As for work stress, on average people actually spend less time working than they used to. The American Time Use Survey conducted by the Bureau of Labor Statistics, a diary of how people actually use their time, found people did real, actual work for an average of just 3.5 hours a day in 2021, down from 3.8 hours in 2007 (remember that 40 per cent of people are not employed). (A recent NBER study by Raffaella Sadun reported CEOs work twice as much on average at 7.1 hours per day.) This is much less than the 9.7 hours spent on personal care (mostly sleeping) and 5.3 hours for leisure and sports, but more than for other activities like housework and shopping. What has increased markedly in recent years is time devoted to raising children, not time spent working.

Part of the problem is that time is often wasted. In her book The Long Game, Dorie Clark noted that time stress often reflects that “the average person has mountains of inefficiency in their day.” Being pressed for time usually reflects not sticking to a schedule, just as financial problems often come from a lack of discipline in managing personal finances.

In a survey by Salary.com, 89 per cent of respondents admitted to wasting time at work every day — on gossip, talking on the phone or browsing the internet — with fully a quarter saying they wasted two hours or more. Legendary financier T. Boone Pickens observed that for some people the challenge is to “work eight hours and sleep eight hours, and make sure that they are not the same eight hours.”

Psychologists know why people exaggerate the stress they feel at work. Pretending to always be busy working, in the words of Dorie Clark, means “we are implicitly suggesting that we are sought after, which enhances our perceived status.” Projecting an image of being crazy-busy is important to our self-esteem, showing “we’re popular, needed, in demand, good at what we do, and even able to juggle multiple projects simultaneously,” according to management expert Martin Lindstrom in his book The Ministry of Common Sense.

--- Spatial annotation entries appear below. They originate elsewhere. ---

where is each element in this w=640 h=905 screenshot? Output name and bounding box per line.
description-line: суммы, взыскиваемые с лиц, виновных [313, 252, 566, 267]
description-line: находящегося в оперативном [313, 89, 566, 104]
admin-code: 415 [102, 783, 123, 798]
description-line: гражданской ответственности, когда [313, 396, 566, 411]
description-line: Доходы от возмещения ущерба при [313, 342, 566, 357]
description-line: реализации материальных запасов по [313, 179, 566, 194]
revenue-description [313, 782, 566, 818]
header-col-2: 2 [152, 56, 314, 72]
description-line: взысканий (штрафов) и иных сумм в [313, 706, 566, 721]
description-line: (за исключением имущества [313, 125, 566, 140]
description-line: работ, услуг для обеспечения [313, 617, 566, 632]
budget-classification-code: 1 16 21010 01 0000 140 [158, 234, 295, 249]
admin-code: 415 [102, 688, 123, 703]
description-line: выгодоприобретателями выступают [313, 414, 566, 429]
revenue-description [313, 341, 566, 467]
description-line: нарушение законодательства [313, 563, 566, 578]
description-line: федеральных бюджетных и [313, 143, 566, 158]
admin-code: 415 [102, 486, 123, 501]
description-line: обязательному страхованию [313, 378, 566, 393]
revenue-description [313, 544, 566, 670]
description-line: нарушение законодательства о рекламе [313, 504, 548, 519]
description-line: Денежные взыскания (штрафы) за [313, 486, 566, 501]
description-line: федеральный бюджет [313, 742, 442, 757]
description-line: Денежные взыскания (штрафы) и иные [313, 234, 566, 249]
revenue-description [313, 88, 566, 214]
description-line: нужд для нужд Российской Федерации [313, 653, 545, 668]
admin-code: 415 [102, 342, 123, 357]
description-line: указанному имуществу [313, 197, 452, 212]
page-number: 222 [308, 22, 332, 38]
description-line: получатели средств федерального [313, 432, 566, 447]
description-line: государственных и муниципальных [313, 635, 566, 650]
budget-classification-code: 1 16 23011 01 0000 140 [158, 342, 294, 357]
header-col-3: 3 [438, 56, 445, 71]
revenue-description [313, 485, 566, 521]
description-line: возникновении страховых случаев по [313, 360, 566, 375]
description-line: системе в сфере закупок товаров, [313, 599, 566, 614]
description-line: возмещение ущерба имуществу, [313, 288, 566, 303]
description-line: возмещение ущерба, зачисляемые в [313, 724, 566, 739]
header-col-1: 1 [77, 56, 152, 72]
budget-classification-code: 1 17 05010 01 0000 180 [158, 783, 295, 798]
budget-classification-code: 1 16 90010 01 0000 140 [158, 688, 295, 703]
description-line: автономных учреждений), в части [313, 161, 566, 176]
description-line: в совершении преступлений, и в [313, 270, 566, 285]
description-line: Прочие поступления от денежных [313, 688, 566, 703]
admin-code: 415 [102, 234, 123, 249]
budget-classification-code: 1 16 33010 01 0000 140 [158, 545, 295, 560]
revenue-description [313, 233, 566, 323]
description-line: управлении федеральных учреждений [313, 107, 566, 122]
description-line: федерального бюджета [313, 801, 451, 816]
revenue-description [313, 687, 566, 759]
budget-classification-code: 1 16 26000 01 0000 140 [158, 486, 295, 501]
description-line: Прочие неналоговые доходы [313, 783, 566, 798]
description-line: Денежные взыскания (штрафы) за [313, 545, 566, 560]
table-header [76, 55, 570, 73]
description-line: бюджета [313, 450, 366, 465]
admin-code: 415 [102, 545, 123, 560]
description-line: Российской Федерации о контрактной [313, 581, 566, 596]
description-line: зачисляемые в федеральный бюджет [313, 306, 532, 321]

Not that there is anything wrong with being busy at work. In his popular book Flow, psychology professor Mihaly Cskiszentmihalyi documented what he calls “the paradox of work,” which is that humans are happier and more fulfilled at work than at leisure, which causes many people to feel bored and anxious. More broadly, humans are terrible at anticipating which activities will be satisfying to them. People say they want more leisure because of the social convention that leisure is more desirable, not because that is what they really feel.

Data from other countries confirm this discrepancy between what people say and their actual behaviour. British economist Philip Coggan noted that applications for the U.K. government’s incapacity benefit for people too sick to work rose from 400,000 in the 1970s to 2.6 million in 2011 although surveys of people’s self-assessment of health showed almost no change. Gregg Easterbrook, in his book The Sonic Boom, cited surveys showing a steady increase in the share of Americans who say “I can afford the things I want” — even as middle-class respondents grew more anxious about maintaining their lifestyle.

StatCan is doing us all a disservice by feeding the misperception that a significant number of Canadians are teetering on the brink of financial ruin and cannot work more without severely disrupting their personal lives and family well-being. The reality is that households proved resilient when faced with, first, the COVID shock and then rising prices and interest rates. If Canadians are feeling time-stressed, it is likely from devoting more attention to their children than increasing demands from work.

Philip Cross is a senior fellow at the Macdonald-Laurier Institute.